Strong preference for the 1-1 phase class
| Phase class | Observed | % | Expected | |
|---|---|---|---|---|
| (a) Set 2END-ALL | ||||
| 1-1 | 1535 | 32 | 1063 | 3.7E−60 |
| 0-0 | 1018 | 21 | 685 | 6.0E−43 |
| 0-1 | 573 | 12 | 901 | 9.1E−34 |
| 1-0 | 439 | 9 | 808 | 8.8E−46 |
| 0-2 | 296 | 6 | 301 | 0.77 |
| 2-0 | 313 | 6 | 278 | 0.029 |
| 1-2 | 252 | 5 | 355 | 1.4E−08 |
| 2-2 | 230 | 5 | 122 | 4.1E−23 |
| 2-1 | 222 | 5 | 365 | 6.2E−15 |
| Symmetrical | 2783 | 57 | 1870 | 3.1E−159 |
| (b) Set 2END-SIGNIFICANT | ||||
| 1-1 | 1253 | 45 | 603 | 3.8E−197 |
| 0-0 | 513 | 19 | 388 | 8.1E−12 |
| 0-1 | 300 | 11 | 511 | 4.9E−25 |
| 1-0 | 154 | 6 | 458 | 1.7E−54 |
| 0-2 | 106 | 4 | 171 | 3.3E−07 |
| 2-0 | 123 | 4 | 157 | 0.0048 |
| 1-2 | 96 | 4 | 201 | 1.3E−14 |
| 2-2 | 109 | 4 | 69 | 1.2E−06 |
| 2-1 | 111 | 4 | 207 | 3.8E−12 |
| Symmetrical | 1875 | 68 | 1060 | 5.1E−223 |
| (c) Set 2END-RANDOM | ||||
| 1-1 | 282 | 13 | 461 | 5.0E−21 |
| 0-0 | 505 | 24 | 297 | 6.2E−39 |
| 0-1 | 273 | 13 | 390 | 4.6E−11 |
| 1-0 | 285 | 13 | 350 | 1.5E−04 |
| 0-2 | 190 | 9 | 130 | 7.0E−08 |
| 2-0 | 190 | 9 | 120 | 5.7E−11 |
| 1-2 | 156 | 7 | 154 | 0.85 |
| 2-2 | 121 | 6 | 53 | 2.2E−21 |
| 2-1 | 111 | 5 | 158 | 9.3E−05 |
| Symmetrical | 908 | 43 | 810 | 1.2E−05 |
For domain instances that correlated with exons on both ends (sets 2END-ALL, 2END-SIGNIFICANT and 2END-RANDOM in Figure 2), we recorded the phase classes as x–y where x is the phase of exon border at N-terminus of domain while y is the phase at C-terminus. The observed numbers for each phase class were thus tallied in human. The percentage of each phase class in all cases is displayed in column marked ‘%’. The expected numbers and P-values for the significance of each phase class were calculated as described in Methods. The ‘symmetrical’ class comes from the total of phase classes 0–0, 1–1 and 2–2.

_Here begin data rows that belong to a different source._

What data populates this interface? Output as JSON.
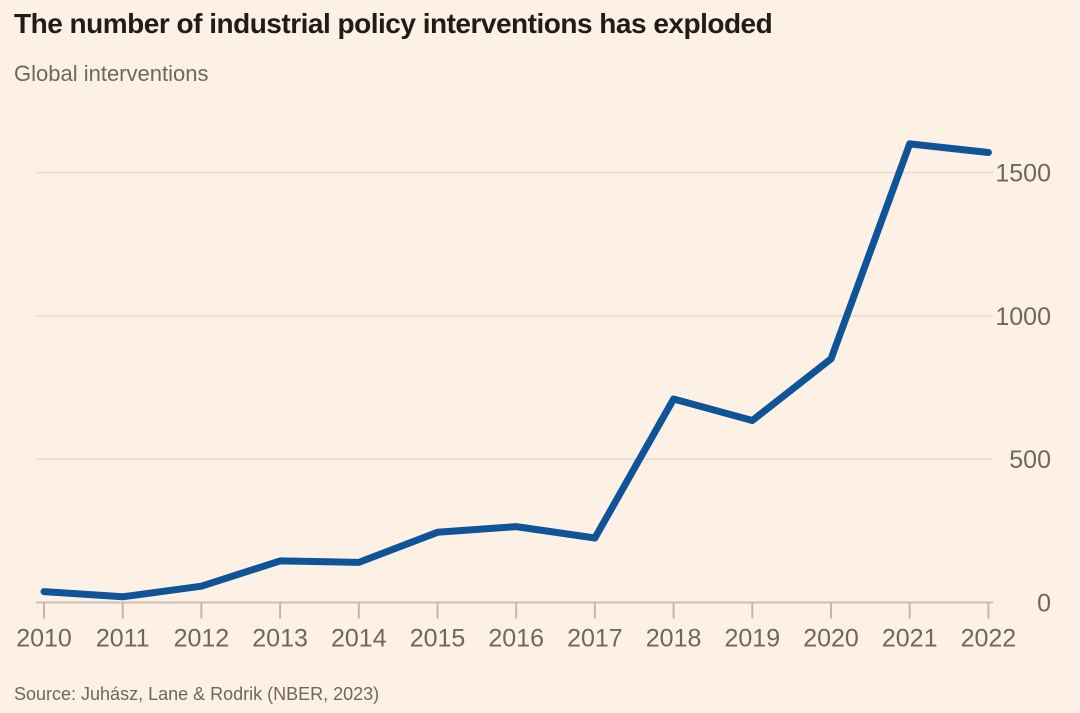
{
  "header": {
    "title": "The number of industrial policy interventions has exploded",
    "subtitle": "Global interventions"
  },
  "footer": {
    "source": "Source: Juhász, Lane & Rodrik (NBER, 2023)"
  },
  "colors": {
    "background": "#fdf1e5",
    "line": "#0F5499",
    "grid": "#ecdfd0",
    "axis": "#cdc0b2",
    "tick": "#c3b7a9",
    "label": "#6f675f",
    "title": "#1f1c1a",
    "muted": "#6f675f"
  },
  "chart_data": {
    "type": "line",
    "title": "The number of industrial policy interventions has exploded",
    "subtitle": "Global interventions",
    "source": "Source: Juhász, Lane & Rodrik (NBER, 2023)",
    "series_name": "Global interventions",
    "x": [
      2010,
      2011,
      2012,
      2013,
      2014,
      2015,
      2016,
      2017,
      2018,
      2019,
      2020,
      2021,
      2022
    ],
    "values": [
      38,
      20,
      57,
      145,
      140,
      245,
      265,
      225,
      710,
      635,
      850,
      1600,
      1570
    ],
    "xlabel": "",
    "ylabel": "",
    "ylim": [
      0,
      1650
    ],
    "yticks": [
      0,
      500,
      1000,
      1500
    ],
    "grid": "horizontal",
    "y_axis_side": "right",
    "legend": "none",
    "line_color": "#0F5499"
  }
}
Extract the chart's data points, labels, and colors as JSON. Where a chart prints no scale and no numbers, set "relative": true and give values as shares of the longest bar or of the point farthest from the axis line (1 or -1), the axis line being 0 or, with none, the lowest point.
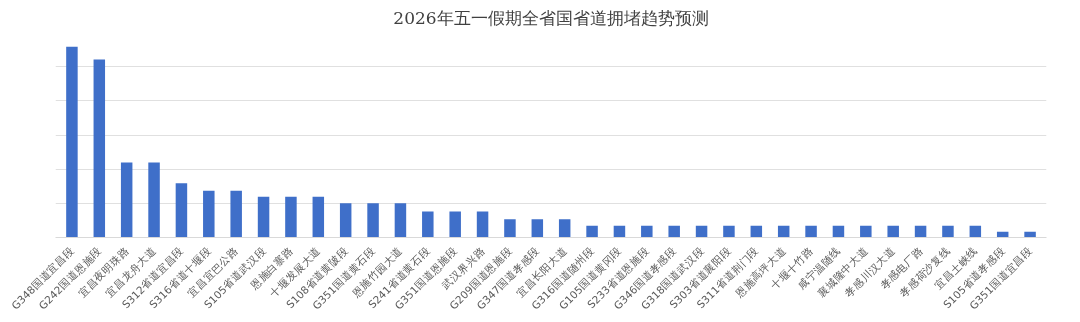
{
  "chart_data": {
    "type": "bar",
    "title": "2026年五一假期全省国省道拥堵趋势预测",
    "relative": true,
    "grid": "y",
    "color": "#3f6fc9",
    "categories": [
      "G348国道宜昌段",
      "G242国道恩施段",
      "宜昌夜明珠路",
      "宜昌龙舟大道",
      "S312省道宜昌段",
      "S316省道十堰段",
      "宜昌宜巴公路",
      "S105省道武汉段",
      "恩施白寨路",
      "十堰发展大道",
      "S108省道黄陂段",
      "G351国道黄石段",
      "恩施竹园大道",
      "S241省道黄石段",
      "G351国道恩施段",
      "武汉界兴路",
      "G209国道恩施段",
      "G347国道孝感段",
      "宜昌长阳大道",
      "G316国道随州段",
      "G105国道黄冈段",
      "S233省道恩施段",
      "G346国道孝感段",
      "G318国道武汉段",
      "S303省道襄阳段",
      "S311省道荆门段",
      "恩施高坪大道",
      "十堰十竹路",
      "咸宁温随线",
      "襄城隆中大道",
      "孝感川汉大道",
      "孝感电厂路",
      "孝感荷沙复线",
      "宜昌土峡线",
      "S105省道孝感段",
      "G351国道宜昌段"
    ],
    "values": [
      1,
      0.934,
      0.393,
      0.393,
      0.284,
      0.245,
      0.245,
      0.214,
      0.214,
      0.214,
      0.179,
      0.179,
      0.179,
      0.136,
      0.136,
      0.136,
      0.096,
      0.096,
      0.096,
      0.061,
      0.061,
      0.061,
      0.061,
      0.061,
      0.061,
      0.061,
      0.061,
      0.061,
      0.061,
      0.061,
      0.061,
      0.061,
      0.061,
      0.061,
      0.03,
      0.03
    ]
  }
}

Figure 3Intron phase distribution in all nine species. Phase classes were collected in all nine species for the sets (a) 2END-ALL and (b) 2END-SIGNIFICANT (see Figure 2 legend). Each of the nine possible phase classes was plotted as a percentage of the total phase classes in all species. Exon-bordering domain subgroup strongly favors phase 1-1.